I'm dealing only with the simulation here. I'll get to actual component selection when I discuss the prototype and the finished board.

Input Voltage

I chose 5V as a target input voltage. I could run the simulation at 12V, but that isn't my target input, that is just something I would like my power supply to be able to handle. I also want it to handle a LiPo battery, so I need to run the simulation at 3.7V too.

However, the big problem with the first simulation is that there is no internal resistance specified for the voltage source. A real voltage source does have an internal resistance, and this causes the input voltage to drop as more current is drawn. I change the simulation to use an IR of 0.5 Ohms. This seemed to produce a realistic drop in the input voltage.

Output Capacitor

The output capacitor (C2) serves to smooth out the ups and downs of the output voltage by storing charge during the on phase of the diode and providing it when it is in the off phase. If the capacitance is too small, the output will have a ripple. If it is too large, it will take too much power to charge. 0.22uF is lower than most designs seem to recommend. I tried up to 1uF in the simulation. The only effect was to lengthen the ramp-up time, so I stuck with 0.22uF.

Capacitors have a resistance called ESR (Equivalent Series Resistance). This affects how quickly it can discharge and, of course, dissipates power. The lower the better. My model used 0.025 Ohms.

Rsense

The transformer model provided by Wurth actually models things like saturation current, so I was intrigued as to how much I could affect the simulation by varying this resistor. I dropped it as low as 0.02 Ohms, which had no effect. I raised it 0.1 Ohms and this completely destroyed the circuit's ability to generate a high voltage.
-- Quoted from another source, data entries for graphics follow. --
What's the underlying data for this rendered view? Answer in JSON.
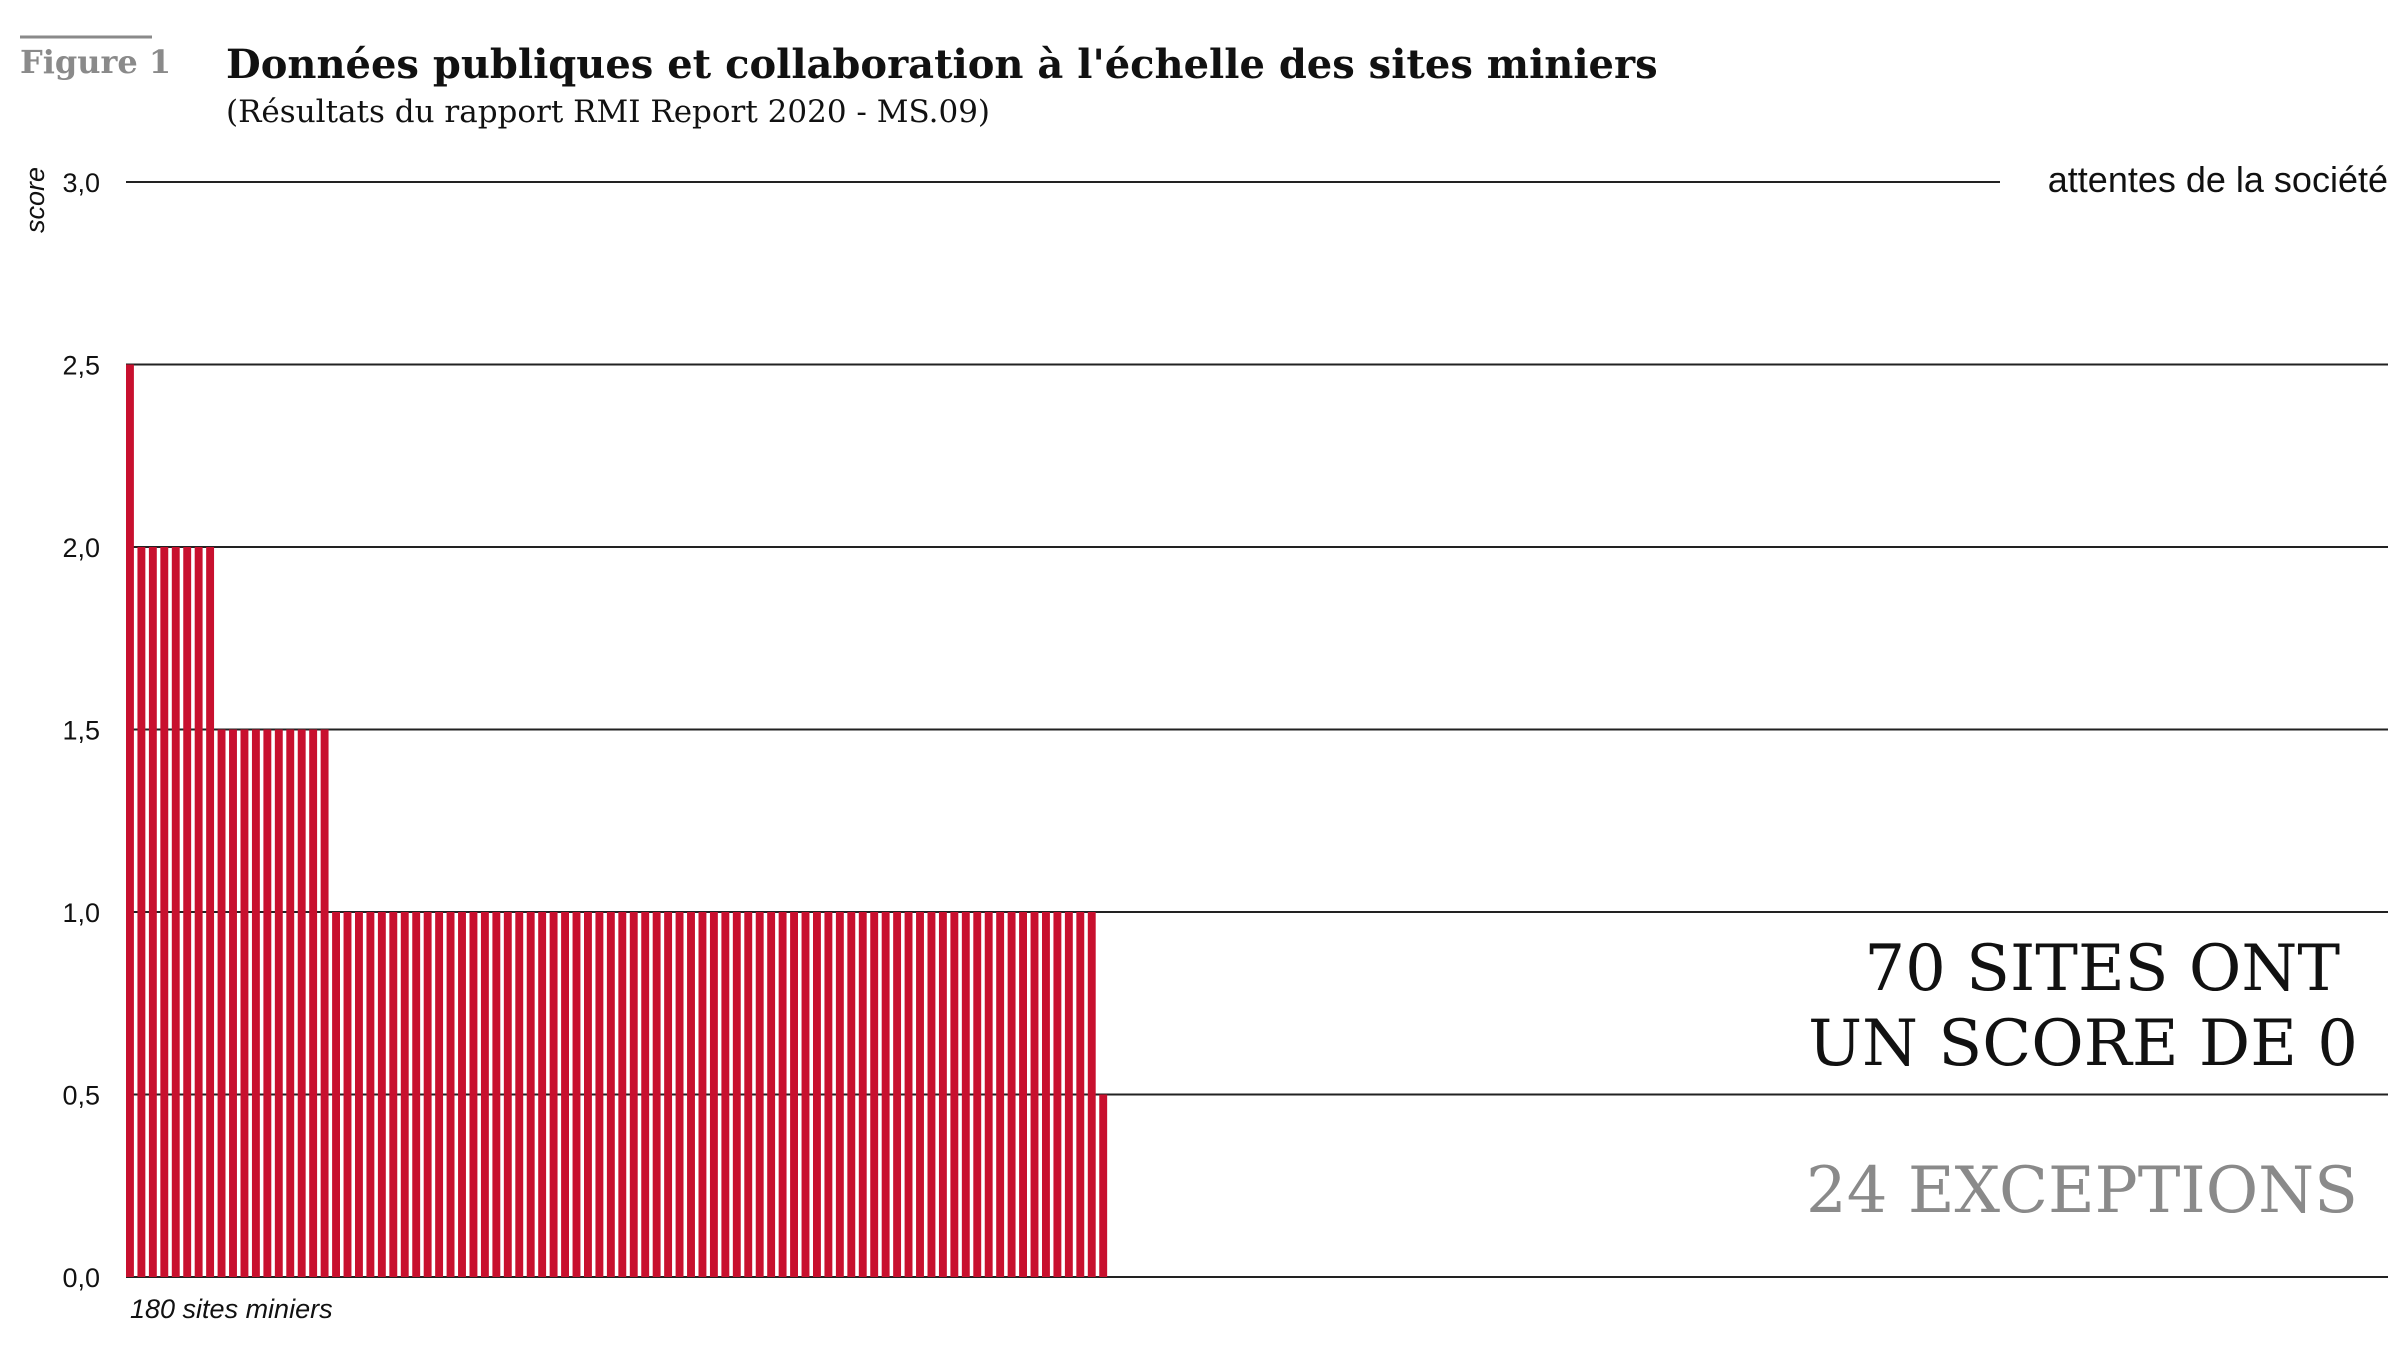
{
  "figure_label": "Figure 1",
  "chart_data": {
    "type": "bar",
    "title": "Données publiques et collaboration à l'échelle des sites miniers",
    "subtitle": "(Résultats du rapport RMI Report 2020 - MS.09)",
    "ylabel": "score",
    "xlabel": "180 sites miniers",
    "ylim": [
      0,
      3
    ],
    "yticks": [
      "0,0",
      "0,5",
      "1,0",
      "1,5",
      "2,0",
      "2,5",
      "3,0"
    ],
    "grid": true,
    "reference_line": {
      "value": 3.0,
      "label": "attentes de la société"
    },
    "series": [
      {
        "value": 2.5,
        "count": 1
      },
      {
        "value": 2.0,
        "count": 7
      },
      {
        "value": 1.5,
        "count": 10
      },
      {
        "value": 1.0,
        "count": 67
      },
      {
        "value": 0.5,
        "count": 1
      },
      {
        "value": 0.0,
        "count": 94
      }
    ],
    "bar_color": "#c8102e",
    "annotations": {
      "line1": "70 SITES ONT",
      "line2": "UN SCORE DE 0",
      "exceptions": "24 EXCEPTIONS"
    }
  }
}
So I stuck with 0.05 Ohms!

Input Capacitor

This capacitor smooths the input voltage by charging while the MOSFET is off and providing power when it is on. Like the output capacitor, you want to have a low ESR so that as much power is delivered as fast as possible to the transformer. I left this value completely alone and defined an ESR of 0.074 Ohms.

Ccomp and Rcomp

And so we come to loop compensation. Do you know what Bode plots are? How about poles? Zeros? Right half planes? No? Me neither. Basically, what these values do is to control how quickly the chip responds to changes in load to keep the voltage constant. If it reacts too quickly the output voltage will jump up and down. If it reacts too slowly, the output voltage might never adjust to the load before the load changes again. I messed with these values. If I increase Ccomp (to say 220nF) the simulation overshoots the target, then drops, then overshoots. etc. If I decrease it, there is a ripple in the output. In other words, 22nF seems about right. Changing the resistance has no noticeable effect.
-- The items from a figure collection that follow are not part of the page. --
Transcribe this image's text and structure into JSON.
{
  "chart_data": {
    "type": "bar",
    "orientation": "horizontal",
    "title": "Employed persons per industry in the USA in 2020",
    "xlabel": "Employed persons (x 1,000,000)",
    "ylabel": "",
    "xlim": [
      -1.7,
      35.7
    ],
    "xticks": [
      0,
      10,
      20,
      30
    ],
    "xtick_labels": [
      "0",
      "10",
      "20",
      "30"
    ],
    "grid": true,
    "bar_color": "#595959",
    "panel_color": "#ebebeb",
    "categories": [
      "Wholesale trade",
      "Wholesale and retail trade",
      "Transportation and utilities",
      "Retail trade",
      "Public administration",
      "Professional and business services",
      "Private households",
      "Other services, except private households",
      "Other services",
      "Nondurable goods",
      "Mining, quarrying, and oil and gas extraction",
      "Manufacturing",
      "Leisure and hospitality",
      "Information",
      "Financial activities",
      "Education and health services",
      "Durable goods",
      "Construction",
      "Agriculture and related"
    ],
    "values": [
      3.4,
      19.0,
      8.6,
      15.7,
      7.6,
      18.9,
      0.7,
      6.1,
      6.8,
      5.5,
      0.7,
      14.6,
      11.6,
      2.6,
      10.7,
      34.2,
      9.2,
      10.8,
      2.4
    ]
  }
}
If you are interested, this is all dealt with in note AN-1286. There is an online bode plot tool here or here. I did try and use the math to calculate the ideal values. I worked through the example in AN-1286 using excel and one of the online bode plot calculators, but my numbers didn't tally with theirs. I would be interested if someone could do this, though it doesn't really affect the actual circuit. I asked the folks over on Neonixie about this. They said 'Just build the prototype!'.

The MOSFET

Finally, the MOSFET. Nick de Smith has some recommendations:

Select the FET for low RDS_on, Q_g and C_oss

So I did. I changed the FET to an IRL640A. Basically, again, we want the MOSFET to consume as little power as possible.

However we need some other characteristics:

• V_ds needs to be able take the reflected voltage from the secondary. The IRL640A has a V_dsof 200V!
• V_gs(th) needs to be significantly below the input voltage. This value is the threshold at which the MOSFET starts to turn on. It actually completely turns on at some value above this. The IRL640A has a V_gs(th) of 1 to 2 volts.
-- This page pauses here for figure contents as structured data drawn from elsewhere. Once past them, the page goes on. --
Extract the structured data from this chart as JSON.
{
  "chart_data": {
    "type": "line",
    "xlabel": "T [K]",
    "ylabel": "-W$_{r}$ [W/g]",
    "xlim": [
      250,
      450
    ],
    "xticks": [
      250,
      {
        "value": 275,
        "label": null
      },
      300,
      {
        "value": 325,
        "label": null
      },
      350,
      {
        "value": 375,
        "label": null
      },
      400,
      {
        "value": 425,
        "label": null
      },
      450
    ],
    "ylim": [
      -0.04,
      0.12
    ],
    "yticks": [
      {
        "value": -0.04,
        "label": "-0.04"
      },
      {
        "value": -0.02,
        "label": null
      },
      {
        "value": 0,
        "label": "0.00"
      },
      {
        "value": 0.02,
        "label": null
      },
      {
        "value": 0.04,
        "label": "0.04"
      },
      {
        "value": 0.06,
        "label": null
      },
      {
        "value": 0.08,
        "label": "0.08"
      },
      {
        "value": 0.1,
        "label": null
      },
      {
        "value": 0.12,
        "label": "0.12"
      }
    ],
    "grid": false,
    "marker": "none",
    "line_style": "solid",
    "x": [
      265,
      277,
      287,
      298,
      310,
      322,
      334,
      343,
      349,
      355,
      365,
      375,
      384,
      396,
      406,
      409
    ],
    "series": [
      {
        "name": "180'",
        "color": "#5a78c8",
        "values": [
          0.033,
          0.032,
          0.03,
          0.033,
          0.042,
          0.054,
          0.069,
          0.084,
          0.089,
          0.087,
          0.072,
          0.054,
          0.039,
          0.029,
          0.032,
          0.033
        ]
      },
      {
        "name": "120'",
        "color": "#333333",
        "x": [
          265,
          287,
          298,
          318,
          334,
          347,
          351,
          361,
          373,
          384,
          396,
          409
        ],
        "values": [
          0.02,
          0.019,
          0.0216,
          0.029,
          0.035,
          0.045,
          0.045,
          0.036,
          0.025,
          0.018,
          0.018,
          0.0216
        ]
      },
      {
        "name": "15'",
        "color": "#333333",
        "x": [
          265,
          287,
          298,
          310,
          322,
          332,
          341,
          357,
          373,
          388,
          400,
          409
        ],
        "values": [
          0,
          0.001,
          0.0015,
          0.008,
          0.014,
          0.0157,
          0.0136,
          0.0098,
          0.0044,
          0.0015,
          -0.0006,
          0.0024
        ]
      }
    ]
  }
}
It eventually turned out that this wasn't a great choice. We'll get to that.

Sadly, there seems to be no LTSpice model for the IRL640A, so I had to make one using this tool kept at the Yahoo mail group.

Results

The results aren't much different than the initial circuit. The output voltage curve is pretty much identical. This is the reflected voltage (Vds):

There's still ringing, but it's a little bit better. Peak voltage is at least below 100V!

Let's take a look at the current through the primary side:

By my reading of the Wurth data sheet the current can go up to around 6A before the transformer saturates. So we're good, but there is clearly ringing going on here too.

We'll address that in the next log.

3.7V

If I run this using 3.7V, I get this:

This is not good! The MOSFET apparently stops switching. The IR of 0.5 Ohms is excessive for a LiPo. It turns out that this was pulling the input voltage below 3V, which is too low for the IC (not sure why this means the MOSFET apparently stays on, but whatever. The internal resistance of a LiPo is typically in the mOhms. Anyway, setting a more realistic IR for the input fixes this problem.